「察するに余りある」とは?
「察するに余りある」は、(さっするにあまりある)と読み、想いを致そうとしても、その状態や心情がどれほどのものか想像する範囲を超えている、という意味の言い回しです。
「察する」と「余りある」の二つの言葉で構成されているため、まずはそれぞれの意味を深めておきましょう。
「察する」
「察する」は、大きく分けて次の三つの意味をもちます。「察するに余りある」に用いられているのは、下線を引いた二番目の意味です。
- 表に出ていない事情や背景などを、わかっている範囲の状況を通じて推し量ること。推察すること。
- 他者の思いや状態をおしはかって同情し、おもいやること。
- 詳細に調べること。
「余りある」
「余りある」には、二つの意味があります。
- 十分に余裕があること。
- どんなにしてもし尽くせないこと。
上でご紹介した「察する」の二番目の意味と合わせると、「察するに余りある」「想像がかなわないほどの状況であろう」というニュアンスがご理解いただけることでしょう。
「察するに余りある」の使い方
「察するに余りある」は、その背景に思いやりをにじませる表現です。たとえば、大きな悲しみに暮れる人に、「そのお辛さ、わかりますよ」と軽く言っても、かえって「当事者でないあなたに何がわかる」と反感を買ってしまうかもしれません。
「察するに余りある」は、「その辛さを簡単にわかるなどと言わないが、あなたの心情を思っている」という、配慮と思いやりがこもる表現なのです。
また、辛苦や悲哀だけでなく喜びや嬉しさの感情についても「察するに余りある」を使うことができます。この場合は、「私には想像できないほどに、嬉しい気持ちだろう」と、その人に共感を表す言い回しとなります。
目上の人に対しては敬語とともに
「察するに余りある」は、第三者のことを話題にしている場合や、対話している対象となる相手が対等や目下などの存在であれば、このままのかたちで使います。

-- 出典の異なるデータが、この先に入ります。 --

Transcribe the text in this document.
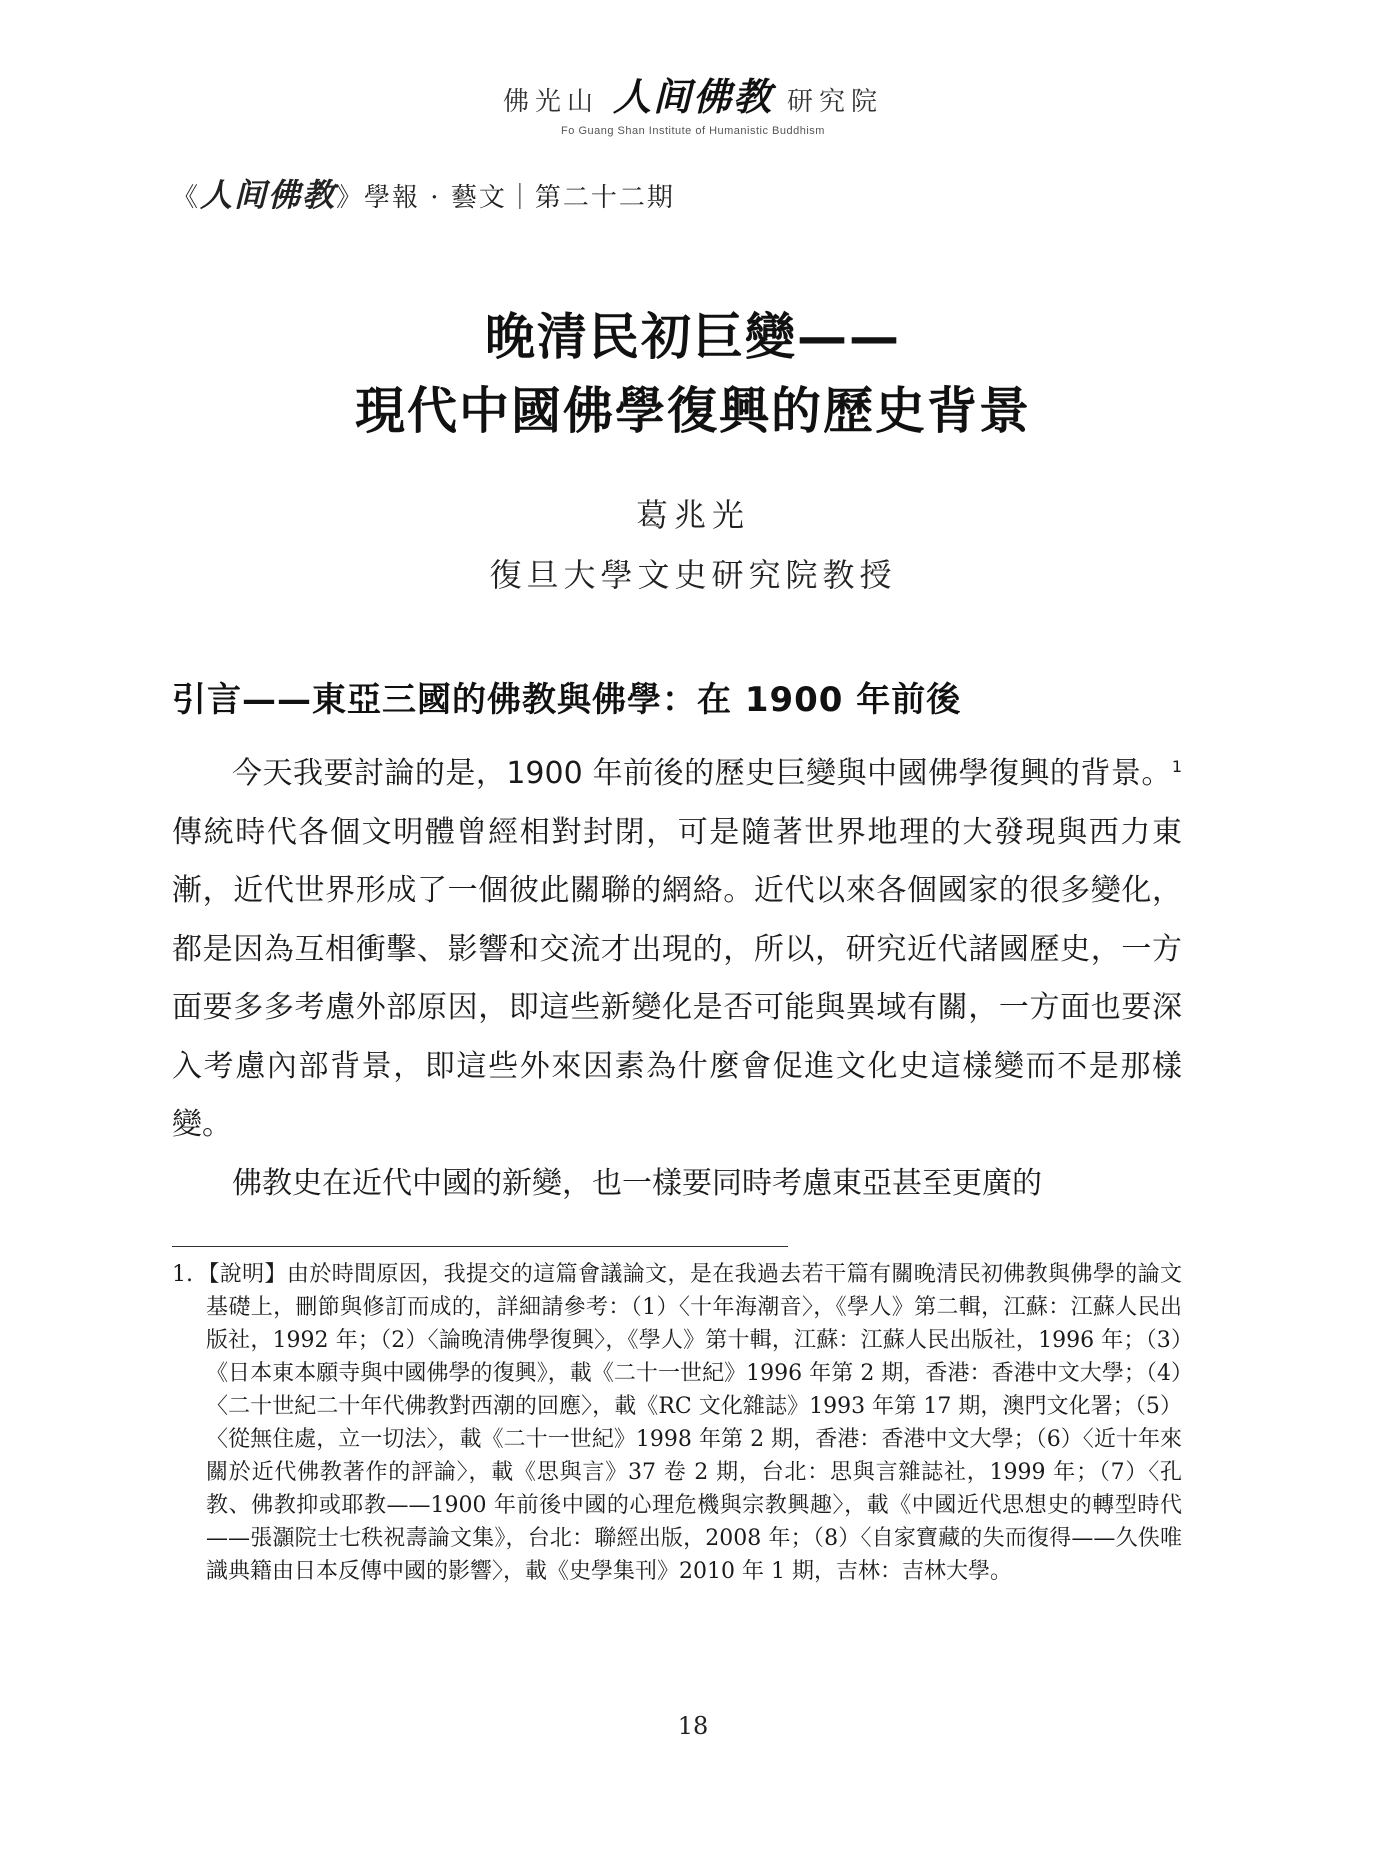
佛光山 人间佛教 研究院
Fo Guang Shan Institute of Humanistic Buddhism
《人间佛教》學報 · 藝文｜第二十二期
晚清民初巨變——
現代中國佛學復興的歷史背景
葛兆光
復旦大學文史研究院教授
引言——東亞三國的佛教與佛學：在 1900 年前後

今天我要討論的是，1900 年前後的歷史巨變與中國佛學復興的背景。$^1$ 傳統時代各個文明體曾經相對封閉，可是隨著世界地理的大發現與西力東漸，近代世界形成了一個彼此關聯的網絡。近代以來各個國家的很多變化，都是因為互相衝擊、影響和交流才出現的，所以，研究近代諸國歷史，一方面要多多考慮外部原因，即這些新變化是否可能與異域有關，一方面也要深入考慮內部背景，即這些外來因素為什麼會促進文化史這樣變而不是那樣變。

佛教史在近代中國的新變，也一樣要同時考慮東亞甚至更廣的

1. 【說明】由於時間原因，我提交的這篇會議論文，是在我過去若干篇有關晚清民初佛教與佛學的論文基礎上，刪節與修訂而成的，詳細請參考：（1）〈十年海潮音〉，《學人》第二輯，江蘇：江蘇人民出版社，1992 年；（2）〈論晚清佛學復興〉，《學人》第十輯，江蘇：江蘇人民出版社，1996 年；（3）《日本東本願寺與中國佛學的復興》，載《二十一世紀》1996 年第 2 期，香港：香港中文大學；（4）〈二十世紀二十年代佛教對西潮的回應〉，載《RC 文化雜誌》1993 年第 17 期，澳門文化署；（5）〈從無住處，立一切法〉，載《二十一世紀》1998 年第 2 期，香港：香港中文大學；（6）〈近十年來關於近代佛教著作的評論〉，載《思與言》37 卷 2 期，台北：思與言雜誌社，1999 年；（7）〈孔教、佛教抑或耶教——1900 年前後中國的心理危機與宗教興趣〉，載《中國近代思想史的轉型時代——張灝院士七秩祝壽論文集》，台北：聯經出版，2008 年；（8）〈自家寶藏的失而復得——久佚唯識典籍由日本反傳中國的影響〉，載《史學集刊》2010 年 1 期，吉林：吉林大學。
18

しかし、敬意を払うべき相手や目上の人間に対しては、「お察しするに余りあることでごいます」などと、敬語や丁寧語を添えて使いましょう。
「察するに余りある」の文例
(A男)
二浪の田中君は、今年も一校も受からずか。彼のショックは察するに余りあるなあ。
(B子)
真由美ちゃんは、10年続いた彼と別れたのね。今のあなたの気持ち、察するに余りあるわ。
(C子)
小林先生が、本年、ご両親を続けて亡くされたと伺いました。ご心中、お察しするに余りあることでございます。
(D男)
山本君の双子の娘さんたちは、それぞれご苦労してきたが、ダブル挙式で結婚か。君の喜びと安堵は、察するに余りあるよ。
「察するに余りある」の類語
「拝察する」
「拝察する」(はいさつする)とは、状況や情報を通して推察、推測することを意味します。「拝」は謙譲の意味をもつ漢字ですので、相手への敬意も表すことができます。
日常会話で用いることは少なく、ビジネスシーンやあらたまった文書などで見聞きすることが多い言葉です。「察するに余りある」のように想像がかなわないというほどの表現ではありませんが、お察し申し上げます、という共感の思いを伝えます。
【文例】
- このたびの御母堂のご逝去には、皆様のお悲しみはいかばかりかと拝察いたします。
「想像を絶する」
「想像を絶する」とは、想像しうる領域をはるかに超えているさまを意味する言い回しです。つまり、推測以上の状況ということです。
その意味で「察するに余りある」の類語たりえますが、使い方に異なる点があります。たとえば、他者が大きな哀しみにあるとき、それを「察する」のは思いやりと気遣いのある行為といえますが、「想像」していますと伝えるのは無神経な行為です。
自身の心のうちで他者の哀しみを「想像」することはあっても、言葉として伝える時は「察するに余りある」を用いましょう。
【文例】
- 富士登山を甘く見て軽装で臨んだが、想像を絶する寒さに凍えてしまった。